When I was very young, maybe nine or ten, I decided to read Huckleberry Finn. By the time I finished the first few pages, I had asked my mom what so many words meant that she suggested maybe I should put the book aside and save it until I was a little older. The book I’m reading now, in Swedish, Anna, Hanna och Johanna, makes me feel just like that, except that I despair of ever having the vocabulary to do more than muddle through with half an understanding.
In an interesting, but not altogether surprising coincidence (we have a history of this sort of thing, my mom and I), my mom bought the English translation of this book at a second-hand store on the very same day that I started reading it myself. I had never mentioned it to her, and I doubt she’d ever heard of the author before picking up the book. How weird is that?
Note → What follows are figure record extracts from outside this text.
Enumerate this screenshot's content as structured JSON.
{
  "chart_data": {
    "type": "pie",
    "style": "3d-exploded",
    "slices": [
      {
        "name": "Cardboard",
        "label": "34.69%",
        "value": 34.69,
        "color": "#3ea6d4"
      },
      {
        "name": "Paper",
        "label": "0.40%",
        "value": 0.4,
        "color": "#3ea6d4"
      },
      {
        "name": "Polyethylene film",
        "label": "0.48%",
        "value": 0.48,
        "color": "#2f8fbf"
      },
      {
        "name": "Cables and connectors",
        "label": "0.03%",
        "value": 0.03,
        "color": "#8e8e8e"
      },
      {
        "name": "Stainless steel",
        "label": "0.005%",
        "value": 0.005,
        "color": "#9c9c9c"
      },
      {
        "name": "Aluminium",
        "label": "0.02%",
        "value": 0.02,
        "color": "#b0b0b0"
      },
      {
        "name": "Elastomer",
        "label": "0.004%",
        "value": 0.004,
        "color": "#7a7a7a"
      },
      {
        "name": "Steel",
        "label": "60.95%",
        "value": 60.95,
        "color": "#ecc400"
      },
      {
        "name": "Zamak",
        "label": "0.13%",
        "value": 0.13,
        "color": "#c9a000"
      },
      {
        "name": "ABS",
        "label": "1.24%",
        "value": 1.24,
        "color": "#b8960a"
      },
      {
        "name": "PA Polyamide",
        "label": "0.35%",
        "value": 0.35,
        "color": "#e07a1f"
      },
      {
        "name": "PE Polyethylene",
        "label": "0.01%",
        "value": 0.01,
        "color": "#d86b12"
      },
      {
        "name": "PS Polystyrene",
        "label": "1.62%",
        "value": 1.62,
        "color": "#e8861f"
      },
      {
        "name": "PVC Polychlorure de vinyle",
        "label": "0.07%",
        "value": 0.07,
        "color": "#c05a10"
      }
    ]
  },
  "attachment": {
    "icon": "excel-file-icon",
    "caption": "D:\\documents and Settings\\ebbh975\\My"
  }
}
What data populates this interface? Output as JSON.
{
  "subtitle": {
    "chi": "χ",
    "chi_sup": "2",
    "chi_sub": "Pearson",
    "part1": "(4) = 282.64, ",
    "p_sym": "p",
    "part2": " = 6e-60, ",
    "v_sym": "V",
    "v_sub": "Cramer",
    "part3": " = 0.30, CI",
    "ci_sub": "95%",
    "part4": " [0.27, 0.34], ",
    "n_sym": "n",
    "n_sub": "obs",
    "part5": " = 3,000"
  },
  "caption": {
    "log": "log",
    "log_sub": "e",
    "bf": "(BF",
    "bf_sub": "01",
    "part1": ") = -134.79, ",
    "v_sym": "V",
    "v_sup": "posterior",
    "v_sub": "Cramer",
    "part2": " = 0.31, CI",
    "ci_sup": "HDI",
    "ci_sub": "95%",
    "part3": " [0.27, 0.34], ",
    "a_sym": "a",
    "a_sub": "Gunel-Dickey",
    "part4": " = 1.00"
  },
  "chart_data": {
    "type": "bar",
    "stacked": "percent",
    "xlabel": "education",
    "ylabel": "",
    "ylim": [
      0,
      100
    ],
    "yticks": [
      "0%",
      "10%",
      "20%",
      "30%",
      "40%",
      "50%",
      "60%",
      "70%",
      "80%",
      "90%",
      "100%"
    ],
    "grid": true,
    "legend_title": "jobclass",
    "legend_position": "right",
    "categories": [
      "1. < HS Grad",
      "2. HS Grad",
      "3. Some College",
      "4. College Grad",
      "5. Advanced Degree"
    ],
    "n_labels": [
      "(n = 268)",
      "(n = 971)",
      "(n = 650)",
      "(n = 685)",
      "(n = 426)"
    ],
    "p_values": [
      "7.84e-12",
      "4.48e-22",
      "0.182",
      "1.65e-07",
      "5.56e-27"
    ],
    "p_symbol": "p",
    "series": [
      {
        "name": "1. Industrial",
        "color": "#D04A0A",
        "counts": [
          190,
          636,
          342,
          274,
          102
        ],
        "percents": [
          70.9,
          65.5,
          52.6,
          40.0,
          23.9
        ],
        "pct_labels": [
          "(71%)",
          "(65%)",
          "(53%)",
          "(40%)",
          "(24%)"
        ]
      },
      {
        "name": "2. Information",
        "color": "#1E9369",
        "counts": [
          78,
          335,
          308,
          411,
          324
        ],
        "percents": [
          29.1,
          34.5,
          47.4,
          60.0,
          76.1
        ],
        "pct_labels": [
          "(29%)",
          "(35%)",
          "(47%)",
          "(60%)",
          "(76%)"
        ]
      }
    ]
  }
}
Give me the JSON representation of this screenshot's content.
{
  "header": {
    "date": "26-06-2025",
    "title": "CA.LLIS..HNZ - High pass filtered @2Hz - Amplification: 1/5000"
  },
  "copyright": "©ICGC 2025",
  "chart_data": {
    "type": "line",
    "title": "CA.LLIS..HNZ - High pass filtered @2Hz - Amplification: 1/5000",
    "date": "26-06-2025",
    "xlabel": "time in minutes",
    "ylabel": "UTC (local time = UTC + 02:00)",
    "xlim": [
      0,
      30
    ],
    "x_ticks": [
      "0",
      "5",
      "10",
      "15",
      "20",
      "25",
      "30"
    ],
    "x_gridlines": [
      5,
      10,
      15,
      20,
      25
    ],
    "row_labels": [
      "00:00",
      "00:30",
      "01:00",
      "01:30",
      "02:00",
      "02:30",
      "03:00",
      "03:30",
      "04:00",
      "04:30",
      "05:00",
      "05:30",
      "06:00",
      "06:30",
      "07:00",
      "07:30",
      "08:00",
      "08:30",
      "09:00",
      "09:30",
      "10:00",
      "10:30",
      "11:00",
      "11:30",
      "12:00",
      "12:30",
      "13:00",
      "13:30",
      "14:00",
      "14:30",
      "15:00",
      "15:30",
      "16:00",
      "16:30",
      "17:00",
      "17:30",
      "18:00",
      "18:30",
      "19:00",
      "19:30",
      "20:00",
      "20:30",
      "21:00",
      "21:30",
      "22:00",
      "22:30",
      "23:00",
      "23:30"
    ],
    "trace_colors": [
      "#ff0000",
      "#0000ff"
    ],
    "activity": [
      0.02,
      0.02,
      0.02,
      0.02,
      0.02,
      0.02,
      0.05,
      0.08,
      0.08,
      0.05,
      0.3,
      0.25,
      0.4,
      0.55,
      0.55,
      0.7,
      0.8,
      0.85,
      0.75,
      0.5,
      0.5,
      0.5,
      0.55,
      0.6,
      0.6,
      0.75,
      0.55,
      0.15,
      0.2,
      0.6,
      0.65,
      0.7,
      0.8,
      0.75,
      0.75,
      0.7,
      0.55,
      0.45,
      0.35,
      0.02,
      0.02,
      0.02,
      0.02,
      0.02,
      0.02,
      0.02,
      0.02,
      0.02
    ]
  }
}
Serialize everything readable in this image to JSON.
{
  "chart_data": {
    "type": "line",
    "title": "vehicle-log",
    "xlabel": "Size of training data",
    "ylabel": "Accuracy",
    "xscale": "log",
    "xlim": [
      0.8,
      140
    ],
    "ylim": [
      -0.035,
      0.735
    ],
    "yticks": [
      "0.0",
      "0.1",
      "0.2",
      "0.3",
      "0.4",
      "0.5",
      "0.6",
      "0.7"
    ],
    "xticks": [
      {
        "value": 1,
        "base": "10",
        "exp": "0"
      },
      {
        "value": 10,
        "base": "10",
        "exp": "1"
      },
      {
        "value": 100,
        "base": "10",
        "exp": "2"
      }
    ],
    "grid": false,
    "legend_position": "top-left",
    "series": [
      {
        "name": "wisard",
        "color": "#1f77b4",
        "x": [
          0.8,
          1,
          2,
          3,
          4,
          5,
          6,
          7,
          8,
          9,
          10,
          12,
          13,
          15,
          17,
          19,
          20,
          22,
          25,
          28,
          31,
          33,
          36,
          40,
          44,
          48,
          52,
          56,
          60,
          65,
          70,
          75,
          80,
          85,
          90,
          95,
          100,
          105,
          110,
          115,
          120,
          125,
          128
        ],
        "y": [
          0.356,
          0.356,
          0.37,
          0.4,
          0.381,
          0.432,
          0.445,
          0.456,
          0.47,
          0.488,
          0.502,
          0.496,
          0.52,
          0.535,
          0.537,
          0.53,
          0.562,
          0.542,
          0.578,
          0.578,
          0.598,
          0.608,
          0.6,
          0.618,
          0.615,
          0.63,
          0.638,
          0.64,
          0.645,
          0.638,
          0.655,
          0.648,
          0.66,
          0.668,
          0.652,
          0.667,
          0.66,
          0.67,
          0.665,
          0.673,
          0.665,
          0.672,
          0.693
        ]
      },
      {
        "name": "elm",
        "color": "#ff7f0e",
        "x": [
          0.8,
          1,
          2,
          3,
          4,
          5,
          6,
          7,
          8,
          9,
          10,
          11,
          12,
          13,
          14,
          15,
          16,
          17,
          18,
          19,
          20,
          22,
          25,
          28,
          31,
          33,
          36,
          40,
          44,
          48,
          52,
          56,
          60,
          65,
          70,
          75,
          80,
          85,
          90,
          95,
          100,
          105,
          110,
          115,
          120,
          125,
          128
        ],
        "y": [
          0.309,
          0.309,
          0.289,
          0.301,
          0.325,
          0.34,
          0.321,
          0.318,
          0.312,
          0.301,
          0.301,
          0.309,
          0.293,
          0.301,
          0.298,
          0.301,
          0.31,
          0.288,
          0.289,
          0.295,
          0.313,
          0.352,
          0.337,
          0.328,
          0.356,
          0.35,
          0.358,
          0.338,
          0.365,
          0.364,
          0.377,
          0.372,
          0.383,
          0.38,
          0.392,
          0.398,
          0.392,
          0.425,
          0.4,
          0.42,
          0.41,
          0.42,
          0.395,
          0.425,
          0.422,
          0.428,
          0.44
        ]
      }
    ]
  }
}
I think I may ask her to send it to me when she’s finished, because even though I want to (and will) read it in the original Swedish, I’m curious about how they’ve translated it–the regional dialect, in particular–to English. Plus, a quick read-through in English could clue me in to all the important nuances I’m bound to miss.
It is such a good book. I hope you make your way all the way though it in one language or the other.
Would that be Hanna and Her Daughters in English? Or is it a series? Funnily enough, in the post today I received a copy of Simon & The Oaks, also by Marianne Frederiksson. I have borrowed ‘Röda Rummet’ from our local library, without any hope of reading it. I have managed to read a segment of a short story though, by Astrid Lindgren (Draken med de röda ögonen), so it’s something I guess. Good luck with your book 🙂
I’m still plugging away at it, and it is getting a little easier (though even my husband has some trouble with the dialect!). It does feel like it will be a good read (and yes, Rachel, it is that book — I think it’s called Hanna’s Daughters, though).